Naar boven ↑

Annotatie

mr. J.H.J. Verbaan
17 september 2019

Rechtspraak

Motivering van hennepteelt en opzettelijk wegnemen elektriciteit.

De verdediging klaagt namens verdachte, ten aanzien van wie opzettelijk handelen in strijd met een verbod gegeven in artikel 3 onder B Opiumwet (Opw) en diefstal door middel van braak, is bewezen verklaard, dat het bewezen verklaarde door het hof ontoereikend is gemotiveerd.

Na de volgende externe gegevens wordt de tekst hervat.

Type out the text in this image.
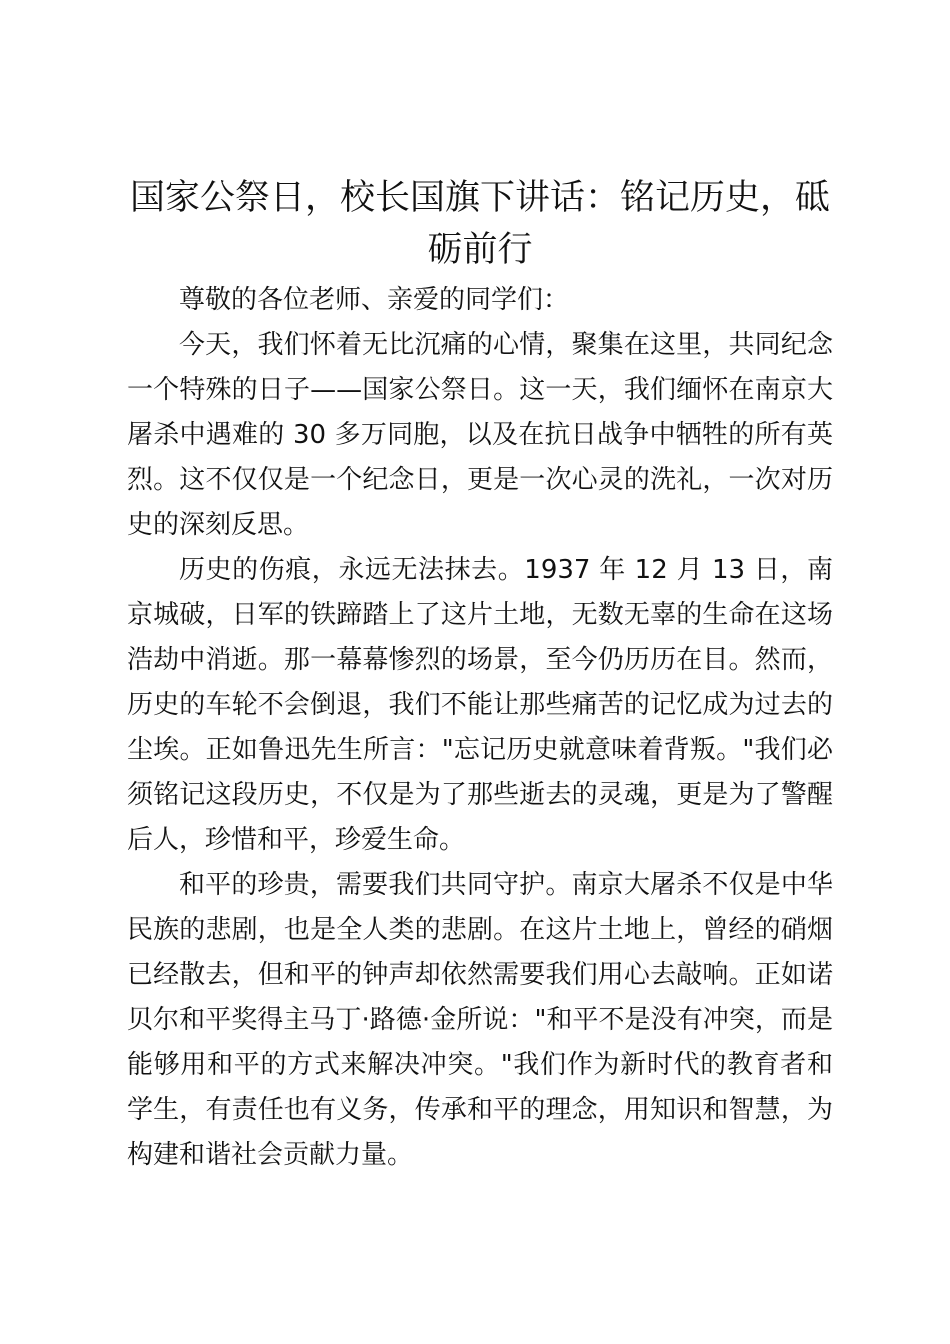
国家公祭日，校长国旗下讲话：铭记历史，砥砺前行

尊敬的各位老师、亲爱的同学们：

今天，我们怀着无比沉痛的心情，聚集在这里，共同纪念一个特殊的日子——国家公祭日。这一天，我们缅怀在南京大屠杀中遇难的 30 多万同胞，以及在抗日战争中牺牲的所有英烈。这不仅仅是一个纪念日，更是一次心灵的洗礼，一次对历史的深刻反思。

历史的伤痕，永远无法抹去。1937 年 12 月 13 日，南京城破，日军的铁蹄踏上了这片土地，无数无辜的生命在这场浩劫中消逝。那一幕幕惨烈的场景，至今仍历历在目。然而，历史的车轮不会倒退，我们不能让那些痛苦的记忆成为过去的尘埃。正如鲁迅先生所言："忘记历史就意味着背叛。"我们必须铭记这段历史，不仅是为了那些逝去的灵魂，更是为了警醒后人，珍惜和平，珍爱生命。

和平的珍贵，需要我们共同守护。南京大屠杀不仅是中华民族的悲剧，也是全人类的悲剧。在这片土地上，曾经的硝烟已经散去，但和平的钟声却依然需要我们用心去敲响。正如诺贝尔和平奖得主马丁·路德·金所说："和平不是没有冲突，而是能够用和平的方式来解决冲突。"我们作为新时代的教育者和学生，有责任也有义务，传承和平的理念，用知识和智慧，为构建和谐社会贡献力量。
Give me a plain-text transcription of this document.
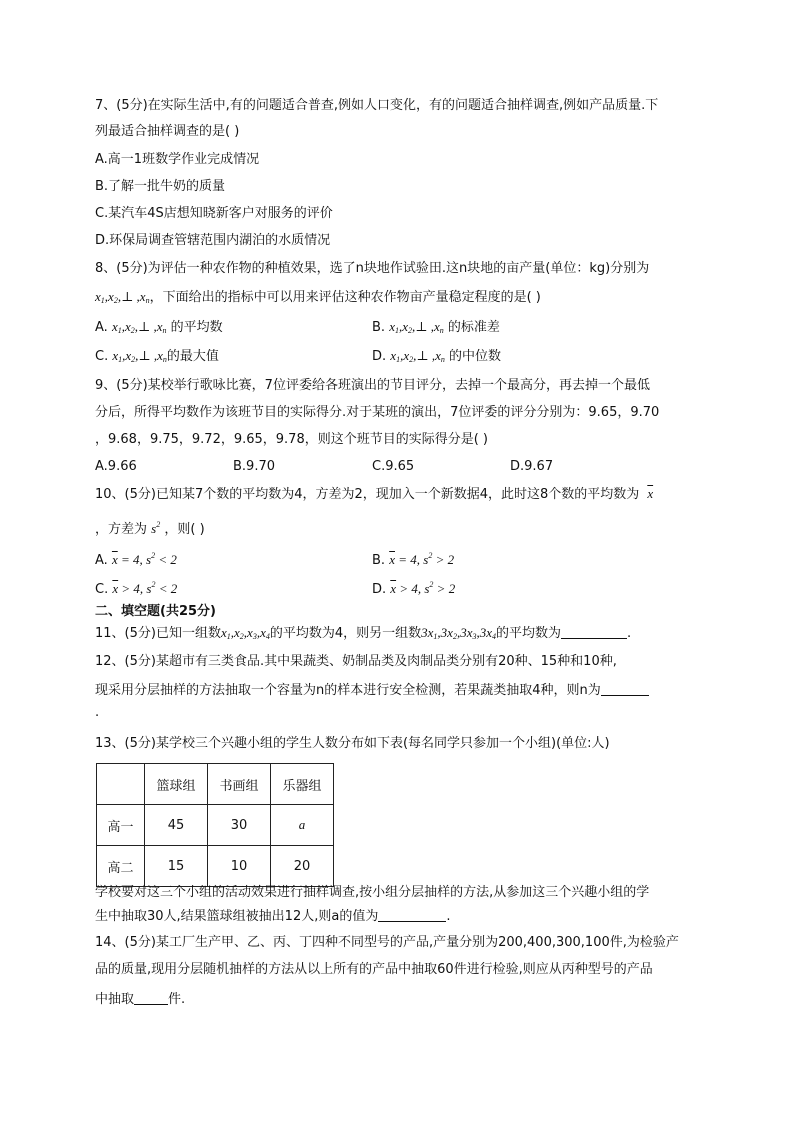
7、(5分)在实际生活中,有的问题适合普查,例如人口变化，有的问题适合抽样调查,例如产品质量.下
列最适合抽样调查的是( )
A.高一1班数学作业完成情况
B.了解一批牛奶的质量
C.某汽车4S店想知晓新客户对服务的评价
D.环保局调查管辖范围内湖泊的水质情况
8、(5分)为评估一种农作物的种植效果，选了n块地作试验田.这n块地的亩产量(单位：kg)分别为
$x_1,x_2,\perp$ $,x_n$，下面给出的指标中可以用来评估这种农作物亩产量稳定程度的是( )
A. $x_1,x_2,\perp$ $,x_n$ 的平均数	B. $x_1,x_2,\perp$ $,x_n$ 的标准差
C. $x_1,x_2,\perp$ $,x_n$的最大值	D. $x_1,x_2,\perp$ $,x_n$ 的中位数
9、(5分)某校举行歌咏比赛，7位评委给各班演出的节目评分，去掉一个最高分，再去掉一个最低
分后，所得平均数作为该班节目的实际得分.对于某班的演出，7位评委的评分分别为：9.65，9.70
，9.68，9.75，9.72，9.65，9.78，则这个班节目的实际得分是( )
A.9.66	B.9.70	C.9.65	D.9.67
10、(5分)已知某7个数的平均数为4，方差为2，现加入一个新数据4，此时这8个数的平均数为 $\overline{x}$
，方差为 $s^2$ ，则( )
A. $\overline{x} = 4$, $s^2 < 2$	B. $\overline{x} = 4$, $s^2 > 2$
C. $\overline{x} > 4$, $s^2 < 2$	D. $\overline{x} > 4$, $s^2 > 2$
二、填空题(共25分)
11、(5分)已知一组数$x_1,x_2,x_3,x_4$的平均数为4，则另一组数$3x_1,3x_2,3x_3,3x_4$的平均数为	.
12、(5分)某超市有三类食品.其中果蔬类、奶制品类及肉制品类分别有20种、15种和10种,
现采用分层抽样的方法抽取一个容量为n的样本进行安全检测，若果蔬类抽取4种，则n为
.
13、(5分)某学校三个兴趣小组的学生人数分布如下表(每名同学只参加一个小组)(单位:人)
	篮球组	书画组	乐器组
高一	45	30	a
高二	15	10	20
学校要对这三个小组的活动效果进行抽样调查,按小组分层抽样的方法,从参加这三个兴趣小组的学
生中抽取30人,结果篮球组被抽出12人,则a的值为	.
14、(5分)某工厂生产甲、乙、丙、丁四种不同型号的产品,产量分别为200,400,300,100件,为检验产
品的质量,现用分层随机抽样的方法从以上所有的产品中抽取60件进行检验,则应从丙种型号的产品
中抽取	件.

Het hof heeft ten aanzien van de bewezenverklaring overwogen dat het van oordeel is dat het door de raadsman van verdachte gevoerde verweer strekkende tot vrijspraak van het ten laste gelegde wordt weersproken door de gebezigde bewijsmiddelen, zoals deze later in de eventueel op te maken aanvulling op dit arrest zullen worden opgenomen. Het hof heeft geen reden om aan de juistheid en betrouwbaarheid van de inhoud van die bewijsmiddelen te twijfelen. Ten aanzien van het aangetroffen DNA-materiaal van verdachte overweegt het hof nog dat de omstandigheid dat dit DNA-materiaal op een verplaatsbaar object – te weten een rietje – is aangetroffen, in dit verband niet afdoet aan de bewijskracht ervan, gelet op de plaats van het aantreffen van het rietje, te weten in één van de kweekruimtes, en het ontbreken van een plausibele verklaring van verdachte hieromtrent. Dat, zoals de raadsman niet onderbouwd heeft gesuggereerd, het rietje zou kunnen zijn achtergebleven tijdens de bezichtiging van het pand terwijl verdachte daarna nooit meer in het pand is geweest, acht het hof niet aannemelijk, alleen al vanwege de plaats waar dat rietje is aangetroffen. Hoewel er aanwijzingen zijn dat er één of meer anderen betrokken is of zijn geweest bij de aangetroffen hennepkwekerij, heeft het hof geen duidelijkheid verkregen in welke mate dat het geval is geweest en waaruit de betrokkenheid van die ander of anderen dan zou hebben bestaan, zodat het hof niet bewezen acht dat verdachte het ten laste gelegde tezamen en in vereniging met één of meer anderen heeft gepleegd.

De Hoge Raad oordeelt, aangezien het bewezen verklaarde niet zonder meer kan worden afgeleid uit de inhoud van de door het hof gebezigde bewijsvoering, dat de bestreden uitspraak niet naar de eis der wet met redenen omkleed is.